Experimental Rock, Noise Rock, Post-Rock, Experimental
via Mishap Records
Shearling, the latest project to be led by Alexander Gregory Kent, release their debut album. It's 62-minutes of unadulterated and mainlined lunacy. It is “music for farms,” as the band’s Bandcamp explains, of an animalistic state. A continuous journey through a mesh of experimental feats, Motherfucker glues worlds together as it simultaneously splits them apart; it plays with the fabric of life itself. It blurs boundaries, lathers itself in over-the-top antics, and mentions horse ass many times—what's not to like?
Divisive albums are usually where the real meat is. Time will tell, as time has told.
You must be buried in order to ascend. The end is nigh.
Search Results - "Too Much Time"
Indie Rock, Art Punk
via Knob Polish
Search Results are edging closer to their second studio album. This time, "Too Much Time," with a more noisy, post-punk gusto, and an extra two minutes on previous single "Be Laurel," leaves the sing-y song-y niceness behind. A more vigorous and sparse approach to songwriting is adopted.

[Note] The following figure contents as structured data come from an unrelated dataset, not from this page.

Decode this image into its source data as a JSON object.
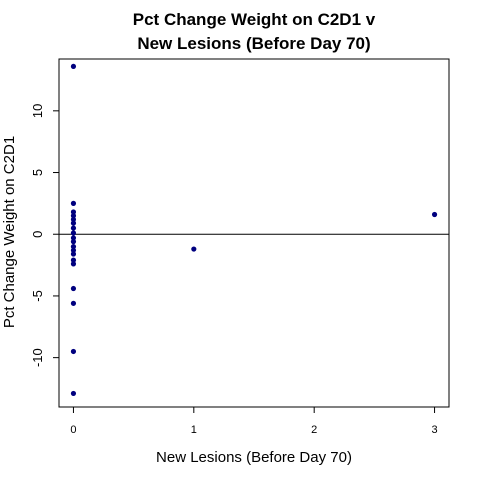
{
  "chart_data": {
    "type": "scatter",
    "title": [
      "Pct Change Weight on C2D1 v",
      "New Lesions (Before Day 70)"
    ],
    "xlabel": "New Lesions (Before Day 70)",
    "ylabel": "Pct Change Weight on C2D1",
    "xlim": [
      -0.12,
      3.12
    ],
    "ylim": [
      -14.0,
      14.2
    ],
    "xticks": [
      0,
      1,
      2,
      3
    ],
    "yticks": [
      -10,
      -5,
      0,
      5,
      10
    ],
    "grid": false,
    "legend": "none",
    "reference_line_y": 0,
    "point_color": "#00007F",
    "points": [
      {
        "x": 0,
        "y": 13.6
      },
      {
        "x": 0,
        "y": 2.5
      },
      {
        "x": 0,
        "y": 1.8
      },
      {
        "x": 0,
        "y": 1.5
      },
      {
        "x": 0,
        "y": 1.2
      },
      {
        "x": 0,
        "y": 0.9
      },
      {
        "x": 0,
        "y": 0.5
      },
      {
        "x": 0,
        "y": 0.1
      },
      {
        "x": 0,
        "y": -0.3
      },
      {
        "x": 0,
        "y": -0.6
      },
      {
        "x": 0,
        "y": -1.0
      },
      {
        "x": 0,
        "y": -1.3
      },
      {
        "x": 0,
        "y": -1.6
      },
      {
        "x": 0,
        "y": -2.1
      },
      {
        "x": 0,
        "y": -2.4
      },
      {
        "x": 0,
        "y": -4.4
      },
      {
        "x": 0,
        "y": -5.6
      },
      {
        "x": 0,
        "y": -9.5
      },
      {
        "x": 0,
        "y": -12.9
      },
      {
        "x": 1,
        "y": -1.2
      },
      {
        "x": 3,
        "y": 1.6
      }
    ]
  }
}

The music video for "Too Much Time" is a document of the band trying to find food during their first trip to London in January of 2024.
GO MUTANT releases May 23.
Ulrika Spacek - "Interesting Corners"
Neo-Psychedelia, Psychedelic Pop
via Tough Love Recordings
The neo-psychedelic sounds of Ulrika Spacek return for the first time since their 2023 album Compact Trauma. "Interesting Corners" delves deep into the sumptuous spheres that Spacek typically dive into; a Trip-Hop trail is outlined and walked down.
Ulrika Spacek's Bandcamp reads:
"We're happy to say we've been making a lot of music in the past year but this felt like a song that stood on its own, so we've decided to let it free. It's a pretty sentimental song for us as we started working on it during our last US tour, listening to it and discussing it in the van whilst travelling through the American landscape, it became a soundtrack in and of itself."